Collins concurred, and said that under dry and windy conditions, tree moisture may not matter. But he added, “Under anything less than those extreme examples, then yes, the moisture does matter.”
There’s also another explanation. “The increase in bark beetle activity hasn’t fundamentally changed the potential for fire because fire is being driven by climate,” said Veblen. “It’s a tinderbox because of global warming – it’s really that simple.”
Veblen’s work points out that the overwhelming conclusion of the growing body of research highlights a much larger problem that is driving both fires and tree mortality from beetles: climate change.
“Research conducted thus far has consistently indicated that weather and climate are more important than the effects of outbreaks in determining fire risk and behavior in Rocky Mountain subalpine forests,” wrote Veblen and Kulakowski. “Although thoroughly considering the nuanced links between outbreaks and wildfires is important, recognizing that the increase in both outbreaks and wildfires is primarily driven by climatic warming may be as, or perhaps even more, important.”
Just because the findings may not implicate beetle-killed trees in increased fire severity or probability in some places, there may still be other ways in which they affect fire behavior.

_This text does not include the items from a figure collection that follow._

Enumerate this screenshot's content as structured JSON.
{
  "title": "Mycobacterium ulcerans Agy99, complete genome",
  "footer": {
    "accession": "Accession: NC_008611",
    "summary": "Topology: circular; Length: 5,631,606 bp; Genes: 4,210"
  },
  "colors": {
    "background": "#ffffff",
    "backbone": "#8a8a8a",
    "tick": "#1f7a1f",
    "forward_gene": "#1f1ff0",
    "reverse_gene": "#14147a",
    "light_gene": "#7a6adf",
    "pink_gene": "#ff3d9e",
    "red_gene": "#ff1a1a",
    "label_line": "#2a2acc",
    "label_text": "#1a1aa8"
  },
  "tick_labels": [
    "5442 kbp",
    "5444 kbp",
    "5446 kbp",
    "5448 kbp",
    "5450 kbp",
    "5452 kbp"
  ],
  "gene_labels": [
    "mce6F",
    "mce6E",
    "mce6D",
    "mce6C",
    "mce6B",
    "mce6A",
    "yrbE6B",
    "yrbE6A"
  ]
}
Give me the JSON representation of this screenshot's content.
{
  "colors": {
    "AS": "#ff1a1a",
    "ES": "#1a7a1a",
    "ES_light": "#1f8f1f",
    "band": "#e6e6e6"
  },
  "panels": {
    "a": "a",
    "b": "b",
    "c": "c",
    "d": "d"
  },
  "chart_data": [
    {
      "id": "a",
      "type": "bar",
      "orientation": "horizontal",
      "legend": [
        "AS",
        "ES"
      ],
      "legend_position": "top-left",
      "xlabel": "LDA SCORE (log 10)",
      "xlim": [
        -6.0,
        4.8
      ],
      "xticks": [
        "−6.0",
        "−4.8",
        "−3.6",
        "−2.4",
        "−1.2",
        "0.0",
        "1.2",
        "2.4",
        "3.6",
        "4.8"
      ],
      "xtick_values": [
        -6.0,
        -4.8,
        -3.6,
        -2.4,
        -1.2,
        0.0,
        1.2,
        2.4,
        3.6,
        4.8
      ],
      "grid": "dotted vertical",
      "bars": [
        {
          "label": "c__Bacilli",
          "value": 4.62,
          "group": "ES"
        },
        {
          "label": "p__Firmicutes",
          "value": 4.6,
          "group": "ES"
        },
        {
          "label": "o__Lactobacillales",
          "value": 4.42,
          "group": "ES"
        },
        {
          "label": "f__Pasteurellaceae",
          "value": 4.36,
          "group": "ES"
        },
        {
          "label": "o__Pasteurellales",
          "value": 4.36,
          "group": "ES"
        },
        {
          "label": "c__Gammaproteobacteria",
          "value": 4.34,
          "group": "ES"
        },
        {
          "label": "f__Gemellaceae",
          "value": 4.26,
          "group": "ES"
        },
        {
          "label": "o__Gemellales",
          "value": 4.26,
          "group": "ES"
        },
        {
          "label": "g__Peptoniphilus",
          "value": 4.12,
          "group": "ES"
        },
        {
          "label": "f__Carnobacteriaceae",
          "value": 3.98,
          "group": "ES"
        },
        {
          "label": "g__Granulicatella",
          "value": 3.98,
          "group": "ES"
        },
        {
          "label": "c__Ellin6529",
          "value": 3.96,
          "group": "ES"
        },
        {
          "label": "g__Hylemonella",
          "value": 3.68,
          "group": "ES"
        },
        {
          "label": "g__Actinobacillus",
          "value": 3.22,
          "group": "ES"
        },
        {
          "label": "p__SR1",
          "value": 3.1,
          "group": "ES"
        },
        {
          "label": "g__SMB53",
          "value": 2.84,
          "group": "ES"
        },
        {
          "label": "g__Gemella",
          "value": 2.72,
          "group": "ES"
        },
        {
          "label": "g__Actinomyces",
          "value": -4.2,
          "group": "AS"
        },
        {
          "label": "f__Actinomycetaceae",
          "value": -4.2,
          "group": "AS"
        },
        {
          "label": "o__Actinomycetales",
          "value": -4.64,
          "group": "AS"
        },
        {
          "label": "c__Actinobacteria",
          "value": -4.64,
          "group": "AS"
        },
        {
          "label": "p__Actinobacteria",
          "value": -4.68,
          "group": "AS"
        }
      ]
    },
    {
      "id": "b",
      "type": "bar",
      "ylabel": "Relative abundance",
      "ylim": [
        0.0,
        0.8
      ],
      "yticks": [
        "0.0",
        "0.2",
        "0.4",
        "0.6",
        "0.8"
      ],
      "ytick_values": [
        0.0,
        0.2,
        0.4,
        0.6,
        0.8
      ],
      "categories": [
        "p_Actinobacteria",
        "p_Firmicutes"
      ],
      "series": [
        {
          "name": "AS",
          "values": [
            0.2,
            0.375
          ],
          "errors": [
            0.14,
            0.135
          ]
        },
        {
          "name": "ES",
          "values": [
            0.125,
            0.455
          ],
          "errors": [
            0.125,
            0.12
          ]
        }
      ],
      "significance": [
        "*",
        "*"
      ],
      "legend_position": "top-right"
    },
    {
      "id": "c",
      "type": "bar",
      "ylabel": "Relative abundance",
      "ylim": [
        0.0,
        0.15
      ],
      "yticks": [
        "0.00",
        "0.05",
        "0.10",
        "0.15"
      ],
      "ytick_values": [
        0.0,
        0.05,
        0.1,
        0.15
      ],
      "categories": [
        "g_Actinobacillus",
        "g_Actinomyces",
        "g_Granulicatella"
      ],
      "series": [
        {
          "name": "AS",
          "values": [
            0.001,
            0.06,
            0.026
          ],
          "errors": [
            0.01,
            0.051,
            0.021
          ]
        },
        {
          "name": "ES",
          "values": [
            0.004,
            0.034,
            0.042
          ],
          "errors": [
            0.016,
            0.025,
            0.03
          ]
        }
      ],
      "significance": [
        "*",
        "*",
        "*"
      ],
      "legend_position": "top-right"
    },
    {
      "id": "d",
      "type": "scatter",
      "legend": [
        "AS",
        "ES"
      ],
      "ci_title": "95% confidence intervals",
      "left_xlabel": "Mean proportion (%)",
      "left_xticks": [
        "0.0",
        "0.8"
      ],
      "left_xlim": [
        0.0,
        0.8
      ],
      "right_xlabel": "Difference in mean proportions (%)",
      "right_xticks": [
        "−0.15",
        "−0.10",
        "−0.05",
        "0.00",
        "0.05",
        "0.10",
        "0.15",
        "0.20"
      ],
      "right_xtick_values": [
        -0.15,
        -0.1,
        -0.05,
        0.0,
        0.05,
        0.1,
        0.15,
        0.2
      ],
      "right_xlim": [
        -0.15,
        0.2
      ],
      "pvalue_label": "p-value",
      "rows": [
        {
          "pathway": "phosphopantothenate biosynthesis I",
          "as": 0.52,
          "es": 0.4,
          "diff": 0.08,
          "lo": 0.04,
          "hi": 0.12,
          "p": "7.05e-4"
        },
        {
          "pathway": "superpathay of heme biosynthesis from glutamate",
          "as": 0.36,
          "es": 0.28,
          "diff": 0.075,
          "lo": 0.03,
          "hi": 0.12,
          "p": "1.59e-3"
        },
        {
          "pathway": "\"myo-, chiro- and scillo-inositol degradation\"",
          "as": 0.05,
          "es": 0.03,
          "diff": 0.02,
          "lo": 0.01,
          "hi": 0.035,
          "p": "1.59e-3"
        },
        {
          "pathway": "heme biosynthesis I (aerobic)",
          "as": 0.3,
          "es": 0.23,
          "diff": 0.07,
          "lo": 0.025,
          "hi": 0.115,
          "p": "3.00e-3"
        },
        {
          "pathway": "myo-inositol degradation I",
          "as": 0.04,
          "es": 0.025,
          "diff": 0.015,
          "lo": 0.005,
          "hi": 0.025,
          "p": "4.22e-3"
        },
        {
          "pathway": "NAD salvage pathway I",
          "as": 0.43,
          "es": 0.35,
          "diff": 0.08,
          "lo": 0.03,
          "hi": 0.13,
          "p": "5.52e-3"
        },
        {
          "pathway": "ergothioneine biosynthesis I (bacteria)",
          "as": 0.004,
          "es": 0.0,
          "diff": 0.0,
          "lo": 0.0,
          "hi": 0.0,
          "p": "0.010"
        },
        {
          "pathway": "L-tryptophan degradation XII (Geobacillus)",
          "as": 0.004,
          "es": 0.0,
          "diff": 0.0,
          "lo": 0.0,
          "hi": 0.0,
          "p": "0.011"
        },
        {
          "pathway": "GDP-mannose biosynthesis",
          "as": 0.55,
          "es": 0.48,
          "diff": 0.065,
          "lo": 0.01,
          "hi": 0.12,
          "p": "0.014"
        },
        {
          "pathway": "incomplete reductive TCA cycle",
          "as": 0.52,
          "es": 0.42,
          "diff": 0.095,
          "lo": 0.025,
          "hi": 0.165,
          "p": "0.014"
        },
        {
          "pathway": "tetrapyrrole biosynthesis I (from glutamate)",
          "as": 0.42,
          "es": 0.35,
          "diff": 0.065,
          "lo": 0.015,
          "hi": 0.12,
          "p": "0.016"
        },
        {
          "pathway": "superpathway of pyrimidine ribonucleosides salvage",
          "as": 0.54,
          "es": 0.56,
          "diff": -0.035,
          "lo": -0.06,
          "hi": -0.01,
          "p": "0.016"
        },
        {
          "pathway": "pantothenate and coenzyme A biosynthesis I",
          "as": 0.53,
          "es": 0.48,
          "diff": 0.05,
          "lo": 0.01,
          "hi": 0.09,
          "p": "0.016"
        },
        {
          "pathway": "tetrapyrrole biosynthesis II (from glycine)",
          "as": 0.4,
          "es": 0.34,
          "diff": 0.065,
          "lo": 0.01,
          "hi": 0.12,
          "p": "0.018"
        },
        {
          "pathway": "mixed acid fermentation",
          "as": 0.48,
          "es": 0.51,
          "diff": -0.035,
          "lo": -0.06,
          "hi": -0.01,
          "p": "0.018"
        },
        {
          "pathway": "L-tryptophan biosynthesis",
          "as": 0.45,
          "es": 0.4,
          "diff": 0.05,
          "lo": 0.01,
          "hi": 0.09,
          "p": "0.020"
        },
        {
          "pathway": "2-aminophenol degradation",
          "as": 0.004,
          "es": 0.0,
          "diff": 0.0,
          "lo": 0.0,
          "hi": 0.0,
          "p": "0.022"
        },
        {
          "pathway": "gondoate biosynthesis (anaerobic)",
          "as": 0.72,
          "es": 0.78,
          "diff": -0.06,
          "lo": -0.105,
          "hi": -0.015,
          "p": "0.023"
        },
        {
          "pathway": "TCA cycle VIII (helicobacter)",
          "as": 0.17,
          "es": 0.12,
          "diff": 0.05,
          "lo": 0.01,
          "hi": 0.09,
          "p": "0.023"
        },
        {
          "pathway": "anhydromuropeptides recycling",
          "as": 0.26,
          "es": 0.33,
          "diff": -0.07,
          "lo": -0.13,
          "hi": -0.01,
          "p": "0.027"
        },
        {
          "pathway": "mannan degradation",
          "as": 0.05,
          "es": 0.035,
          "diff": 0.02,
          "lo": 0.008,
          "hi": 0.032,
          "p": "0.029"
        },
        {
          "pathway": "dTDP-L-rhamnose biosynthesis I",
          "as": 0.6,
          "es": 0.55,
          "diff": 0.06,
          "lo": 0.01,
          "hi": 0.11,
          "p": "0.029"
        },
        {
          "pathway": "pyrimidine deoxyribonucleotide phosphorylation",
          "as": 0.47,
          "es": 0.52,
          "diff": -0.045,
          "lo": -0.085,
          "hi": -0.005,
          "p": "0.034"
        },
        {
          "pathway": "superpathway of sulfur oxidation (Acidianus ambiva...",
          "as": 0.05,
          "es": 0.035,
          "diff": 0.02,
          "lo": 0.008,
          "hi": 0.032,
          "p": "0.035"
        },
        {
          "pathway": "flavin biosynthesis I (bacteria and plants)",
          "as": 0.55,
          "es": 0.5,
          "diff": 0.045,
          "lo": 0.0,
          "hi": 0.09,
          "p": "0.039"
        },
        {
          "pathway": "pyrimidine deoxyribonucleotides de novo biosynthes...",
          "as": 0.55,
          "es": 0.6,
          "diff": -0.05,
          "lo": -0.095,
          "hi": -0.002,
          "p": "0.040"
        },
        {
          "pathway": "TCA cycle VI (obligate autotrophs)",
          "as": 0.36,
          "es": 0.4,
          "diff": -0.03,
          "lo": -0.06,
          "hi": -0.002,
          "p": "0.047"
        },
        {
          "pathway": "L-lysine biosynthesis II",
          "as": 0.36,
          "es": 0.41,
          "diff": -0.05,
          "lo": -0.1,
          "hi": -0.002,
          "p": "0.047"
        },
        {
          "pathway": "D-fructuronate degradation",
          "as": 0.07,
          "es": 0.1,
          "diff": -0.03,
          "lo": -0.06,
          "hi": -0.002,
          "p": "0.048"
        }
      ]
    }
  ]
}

And, if the trees are in places near homes and other infrastructure, they do still require mitigation, said Veblen, because they can be a danger.
“If we focus on protecting homes, it gives us the potential to reintroduce fire, including larger, mixed intensity fires, into our forests in remote areas and allow those fires to burn without trying to suppress them,” said Hanson. “For the next decade or more, the bulk of our resources need to be spent making sure homes are protected.”